You may have read last month, my Blog post about travelling to Moscow and St Petersburg over Christmas and the New Year with my family. Well the second leg of the trip, was in Uzbekistan, and it was magical!
To be honest with you, it was my Dad that had always dreamt of going to Uzbekistan, along the Silk Road to Bukhara and Samarkand. I had barely heard of these places until he mentioned that we were going there (I know, shame on me…). So, as a good little Globetrotter, I started reading up about this country that is lodged in the middle of Russia, Central Asia and the Middle East. By the time we arrived to Bukhara from St Petersburg, I was overly excited to discover this country that I had barely studied at school and that was such a melting pot of cultures.
Like many of you, I wasn’t sure what to expect in a –stan country, and I can assure you that I was so impressed by the open-mindedness, the kindness and generosity of the Uzbeks, that I now can’t wait to go back there and discover all the other countries in that area! Anyway, before I can visit all of those countries, let’s get back to Uzbekistan itself.
We arrived in Bukhara and started to explore this small city that was once the capital of one of the local tribes. A key stop for the Silk Road, the ancient architecture seemed to be frozen in time. Its massive turquoise domes towering over modern day life seemed to guard the locals and remind them constantly of the rich history of the city. Caravan courts (which are where the travelling caravans of camels charged with goods would stop to sell, exchange and rest) have been transformed into modern day mini shopping centres, still preserving their original look and feel. And the mosques are a testament to beauty, art and love of culture. Uzbeks are proud of their heritage and work daily to preserve it to share with future generations. This was also visible in the next city that we visited: Samarkand.

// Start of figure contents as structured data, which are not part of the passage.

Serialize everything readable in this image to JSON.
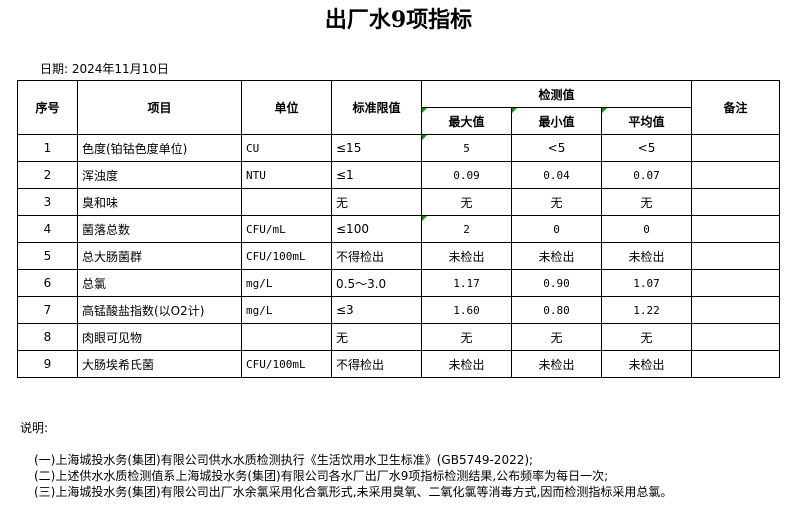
{
  "title": "出厂水9项指标",
  "date": "日期: 2024年11月10日",
  "table": {
    "headers": [
      "序号",
      "项目",
      "单位",
      "标准限值",
      "检测值",
      "备注"
    ],
    "subheaders": [
      "最大值",
      "最小值",
      "平均值"
    ],
    "rows": [
      [
        "1",
        "色度(铂钴色度单位)",
        "CU",
        "≤15",
        "5",
        "<5",
        "<5"
      ],
      [
        "2",
        "浑浊度",
        "NTU",
        "≤1",
        "0.09",
        "0.04",
        "0.07"
      ],
      [
        "3",
        "臭和味",
        null,
        "无",
        "无",
        "无",
        "无"
      ],
      [
        "4",
        "菌落总数",
        "CFU/mL",
        "≤100",
        "2",
        "0",
        "0"
      ],
      [
        "5",
        "总大肠菌群",
        "CFU/100mL",
        "不得检出",
        "未检出",
        "未检出",
        "未检出"
      ],
      [
        "6",
        "总氯",
        "mg/L",
        "0.5～3.0",
        "1.17",
        "0.90",
        "1.07"
      ],
      [
        "7",
        "高锰酸盐指数(以O2计)",
        "mg/L",
        "≤3",
        "1.60",
        "0.80",
        "1.22"
      ],
      [
        "8",
        "肉眼可见物",
        null,
        "无",
        "无",
        "无",
        "无"
      ],
      [
        "9",
        "大肠埃希氏菌",
        "CFU/100mL",
        "不得检出",
        "未检出",
        "未检出",
        "未检出"
      ]
    ]
  },
  "notes": {
    "label": "说明:",
    "items": [
      "(一)上海城投水务(集团)有限公司供水水质检测执行《生活饮用水卫生标准》(GB5749-2022);",
      "(二)上述供水水质检测值系上海城投水务(集团)有限公司各水厂出厂水9项指标检测结果,公布频率为每日一次;",
      "(三)上海城投水务(集团)有限公司出厂水余氯采用化合氯形式,未采用臭氧、二氧化氯等消毒方式,因而检测指标采用总氯。"
    ]
  }
}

Samarkand was the capital of Timor the Great. He was, and to this day, still considered a unifying leader of the Uzbek people. Not only was he a skilled warrior but also a fair and just man. His capital, Samarkand was one of the most beautiful cities in the world in the 13th Century and he knew it! With some of the tallest buildings in the world for that time (mainly mosques), we were left flabbergasted by what we saw. The blue and turquoise domes were endless, the mosaic work was masterful and flawless. Oh, and the food! Kebabs, Samosas, Chiken Tikkah, all of these that you think are Indian or Turkish, well think again, they are all Uzbek originally! We were just as surprised as you to learn that a lot of cultural elements that we believed to stem from neighbouring countries are actually original to Uzbekistan. This is mainly because of the huge amount of travel that took place throughout Uzbekistan, making it and influencer for certain elements, just as much as an influencee.
Our time in Uzbekistan was short and sweet, 4 days spent wandering around some of the wonders of this world, but we all want to go back. It is an newly independent open-minded country where some socialist values still persist, mixed in with loving muslim ideas, and an incredible historical heritage. The country blends tradition and modernity in a way to protect what they have yet move forward not forgetting who they are. This is a country that took in orphans from eastern European countries in the thousands during WWII, and strives on diversity, and has done for centuries. I’m sure that we could learn a lesson or two from the Uzbeks.